Regardless of the motivation, if Ritter’s idea is adopted next year by the legislature, Colorado would become one of a growing number of states and localities going after candy bars and soft drinks.
And, like cigarettes and liquor before them, sweet treats would achieve a special status as items whose consumption is discouraged by the very governments that become dependent on the revenue they provide.
Ritter’s office estimates that eliminating the sales-tax exemption for candy and soft drinks would generate $17.9 million and help avoid deeper cuts to schools and colleges.
“We thought that people would be willing to pay 3 cents on a dollar candy bar,” said Ritter, who once spent three years running a nutrition center in Zambia before resuming his law career. “We just viewed it (allowing the sales tax) as something that doesn’t do anything to our (state’s) competitiveness.”

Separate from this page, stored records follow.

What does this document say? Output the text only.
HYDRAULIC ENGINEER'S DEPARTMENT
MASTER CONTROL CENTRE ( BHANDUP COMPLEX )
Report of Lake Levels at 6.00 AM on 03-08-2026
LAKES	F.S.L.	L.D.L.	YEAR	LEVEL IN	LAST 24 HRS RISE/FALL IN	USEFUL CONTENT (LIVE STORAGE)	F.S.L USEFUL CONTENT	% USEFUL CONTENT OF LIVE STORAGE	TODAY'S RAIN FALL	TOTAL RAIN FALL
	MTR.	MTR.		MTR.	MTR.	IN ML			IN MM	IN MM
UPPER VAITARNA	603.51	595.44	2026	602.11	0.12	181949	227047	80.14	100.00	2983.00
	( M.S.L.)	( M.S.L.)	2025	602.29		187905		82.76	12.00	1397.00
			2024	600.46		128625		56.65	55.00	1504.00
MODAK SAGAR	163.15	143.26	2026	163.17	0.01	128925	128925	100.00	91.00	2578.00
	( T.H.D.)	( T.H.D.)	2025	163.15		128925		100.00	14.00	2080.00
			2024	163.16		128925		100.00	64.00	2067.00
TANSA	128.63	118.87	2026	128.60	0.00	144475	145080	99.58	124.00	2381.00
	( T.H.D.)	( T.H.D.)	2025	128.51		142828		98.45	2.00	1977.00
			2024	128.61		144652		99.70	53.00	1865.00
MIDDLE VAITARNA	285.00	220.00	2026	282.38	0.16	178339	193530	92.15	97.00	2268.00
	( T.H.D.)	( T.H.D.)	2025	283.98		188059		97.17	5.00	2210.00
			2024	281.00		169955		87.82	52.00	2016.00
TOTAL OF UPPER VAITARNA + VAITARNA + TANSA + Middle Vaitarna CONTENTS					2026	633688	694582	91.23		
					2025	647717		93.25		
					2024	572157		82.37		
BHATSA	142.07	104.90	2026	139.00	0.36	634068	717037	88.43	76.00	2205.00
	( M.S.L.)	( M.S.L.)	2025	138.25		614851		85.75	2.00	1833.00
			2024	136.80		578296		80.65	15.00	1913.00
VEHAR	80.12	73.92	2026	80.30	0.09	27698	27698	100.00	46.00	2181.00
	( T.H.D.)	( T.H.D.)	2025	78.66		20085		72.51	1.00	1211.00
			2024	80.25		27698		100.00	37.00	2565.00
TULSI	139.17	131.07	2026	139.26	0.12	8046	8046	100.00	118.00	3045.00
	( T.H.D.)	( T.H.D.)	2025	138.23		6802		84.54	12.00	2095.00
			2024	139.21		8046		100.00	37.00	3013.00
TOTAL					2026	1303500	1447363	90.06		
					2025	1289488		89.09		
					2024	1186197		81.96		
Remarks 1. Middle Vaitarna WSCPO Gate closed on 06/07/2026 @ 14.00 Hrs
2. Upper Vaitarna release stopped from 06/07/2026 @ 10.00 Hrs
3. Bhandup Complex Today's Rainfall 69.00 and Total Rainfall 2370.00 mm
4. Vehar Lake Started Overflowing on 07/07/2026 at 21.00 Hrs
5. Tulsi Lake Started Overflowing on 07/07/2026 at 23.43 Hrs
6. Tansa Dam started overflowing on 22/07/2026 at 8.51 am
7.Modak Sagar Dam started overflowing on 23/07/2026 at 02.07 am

Sounds right to us–very few people will even notice that they’re being charged three cents on the dollar to buy their Snickers bars and Cokes, and most dentists we know will forgive any resemblance to “social engineering.” Didn’t somebody say the same thing about tobacco taxes back in the day? If that’s the best they’ve got, repealing this exemption isn’t much of a controversy.
That said, there’s always somebody out there whose well-compensated job it is to complain, no matter how good an idea may seem from a health or fiscal policy point of view. In Colorado that’s Jon Caldara, set your watch to it:
“Not only has Ritter already hacked off taxpayers in Colorado, he’s now going to hack off children as well,” said Jon Caldara, president of the Independence Institute, a Golden-based libertarian think tank.
“I think the governor needs to sit down and watch Willy Wonka a couple of times and stop being such a buzz kill.”
Yeah. Is he done? The, ah, grownups are talking.